One might ask: why is this jurisdictional ruling important if the Trustee's substantive claims were under English law? The answer is two-fold: First, having all entities roped into one litigation massively increases the efficiency of proceedings, and deprives the debtor of one of the goals of asset protection—multiplying proceedings across jurisdictions in search of a settlement discount. Second, the benefit of subjecting these entities to U.S.-style discovery (which is not the norm worldwide, particularly in offshore asset havens) cannot be overstated, and is a significant victory for the Trustee and Kwok's victims attempting to untangle the web.

Simply put, the Bankruptcy Court's decision in Despins is a welcome development for the asset recovery community seeking to subject offshore shell companies to jurisdiction in U.S. courts. The defendants have sought to appeal that decision to the U.S. District Court for the District of Connecticut, and so it is possible that the Bankruptcy Court's opinion is not the last word on this issue. Here's hoping that American courts continue to cut through these asset protection structures and decline the invitation to play along in the shell game.

Footnotes

1. See, e.g., the International Consortium of Investigative Journalists' coverage of the so-called "Panama Papers," available at https://www.icij.org/investigations/panama-papers/ and the "Paradise Papers," available at https://www.icij.org/investigations/paradise-papers/.

2. See, e.g., Press Release: Malaysian Financier Low Taek Jho, Also Known As "Jho Low," and Former Banker Ng Chong Hwa, Also Known As "Roger Ng," Indicted for Conspiring to Launder Billions of Dollars in Illegal Proceeds and to Pay Hundreds of Millions of Dollars in Bribes (Nov. 1, 2018), available at https://www.justice.gov/archives/opa/pr/malaysian-financier-low-taek-jho-also-known-jho-low-and-former-banker-ng-chong-hwa-also-known.

3. See Press Release: Ho Wan Kwok, A/K/A "Miles Guo," Arrested For Orchestrating Over $1 Billion Dollar Fraud Conspiracy, available at https://www.justice.gov/usao-sdny/pr/ho-wan-kwok-aka-miles-guo-arrested-orchestrating-over-1-billion-dollar-fraud-conspiracy.

4. Despins v.

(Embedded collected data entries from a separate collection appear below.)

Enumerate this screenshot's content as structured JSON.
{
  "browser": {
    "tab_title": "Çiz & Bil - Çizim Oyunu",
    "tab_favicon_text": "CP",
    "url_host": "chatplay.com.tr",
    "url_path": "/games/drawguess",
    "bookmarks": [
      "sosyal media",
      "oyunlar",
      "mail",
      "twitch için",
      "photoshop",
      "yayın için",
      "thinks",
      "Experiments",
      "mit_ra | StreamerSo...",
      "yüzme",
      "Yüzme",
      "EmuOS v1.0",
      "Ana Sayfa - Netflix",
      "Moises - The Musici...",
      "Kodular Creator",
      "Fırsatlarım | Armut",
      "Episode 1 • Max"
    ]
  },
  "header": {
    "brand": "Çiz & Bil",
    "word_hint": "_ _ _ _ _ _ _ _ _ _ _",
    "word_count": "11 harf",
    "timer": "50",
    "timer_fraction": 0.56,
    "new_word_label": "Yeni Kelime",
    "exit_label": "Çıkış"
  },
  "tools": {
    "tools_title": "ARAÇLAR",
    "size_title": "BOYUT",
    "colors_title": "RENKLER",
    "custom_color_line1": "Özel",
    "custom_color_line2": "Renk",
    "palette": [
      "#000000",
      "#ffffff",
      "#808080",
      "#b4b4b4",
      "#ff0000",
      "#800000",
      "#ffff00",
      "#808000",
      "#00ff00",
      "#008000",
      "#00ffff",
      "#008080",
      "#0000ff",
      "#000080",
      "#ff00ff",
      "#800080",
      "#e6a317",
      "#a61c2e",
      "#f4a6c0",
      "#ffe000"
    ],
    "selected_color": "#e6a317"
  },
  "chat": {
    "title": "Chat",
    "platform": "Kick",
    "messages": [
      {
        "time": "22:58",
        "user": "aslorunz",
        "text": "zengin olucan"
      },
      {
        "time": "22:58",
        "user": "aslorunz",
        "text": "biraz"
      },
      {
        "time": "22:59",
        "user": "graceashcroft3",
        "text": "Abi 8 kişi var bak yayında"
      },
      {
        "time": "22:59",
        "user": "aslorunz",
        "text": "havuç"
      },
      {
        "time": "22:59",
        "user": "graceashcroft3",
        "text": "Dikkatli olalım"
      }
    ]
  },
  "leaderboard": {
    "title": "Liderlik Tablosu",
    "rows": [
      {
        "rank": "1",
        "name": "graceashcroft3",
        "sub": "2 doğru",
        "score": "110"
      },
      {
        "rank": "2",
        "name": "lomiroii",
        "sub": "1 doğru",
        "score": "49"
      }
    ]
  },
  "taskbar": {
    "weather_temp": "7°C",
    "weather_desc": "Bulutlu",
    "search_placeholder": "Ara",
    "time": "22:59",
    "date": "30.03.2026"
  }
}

ACA Capital Group Ltd. et al., No. 24-05249, 2025 Bankr. LEXIS 1000 (Bankr. D. Conn. Apr. 23, 2025).

5. See, e.g., So. New Eng. Tel. Co. v. Glob. NAPs Inc., 624 F.3d 123, 138 (2d Cir. 2010) ("It is also well established that the exercise of personal jurisdiction over an alter ego corporation does not offend due process.")

6. Despins, 2025 U.S. Bankr. LEXIS 1000, at *19-23.

The content of this article is intended to provide a general guide to the subject matter. Specialist advice should be sought about your specific circumstances.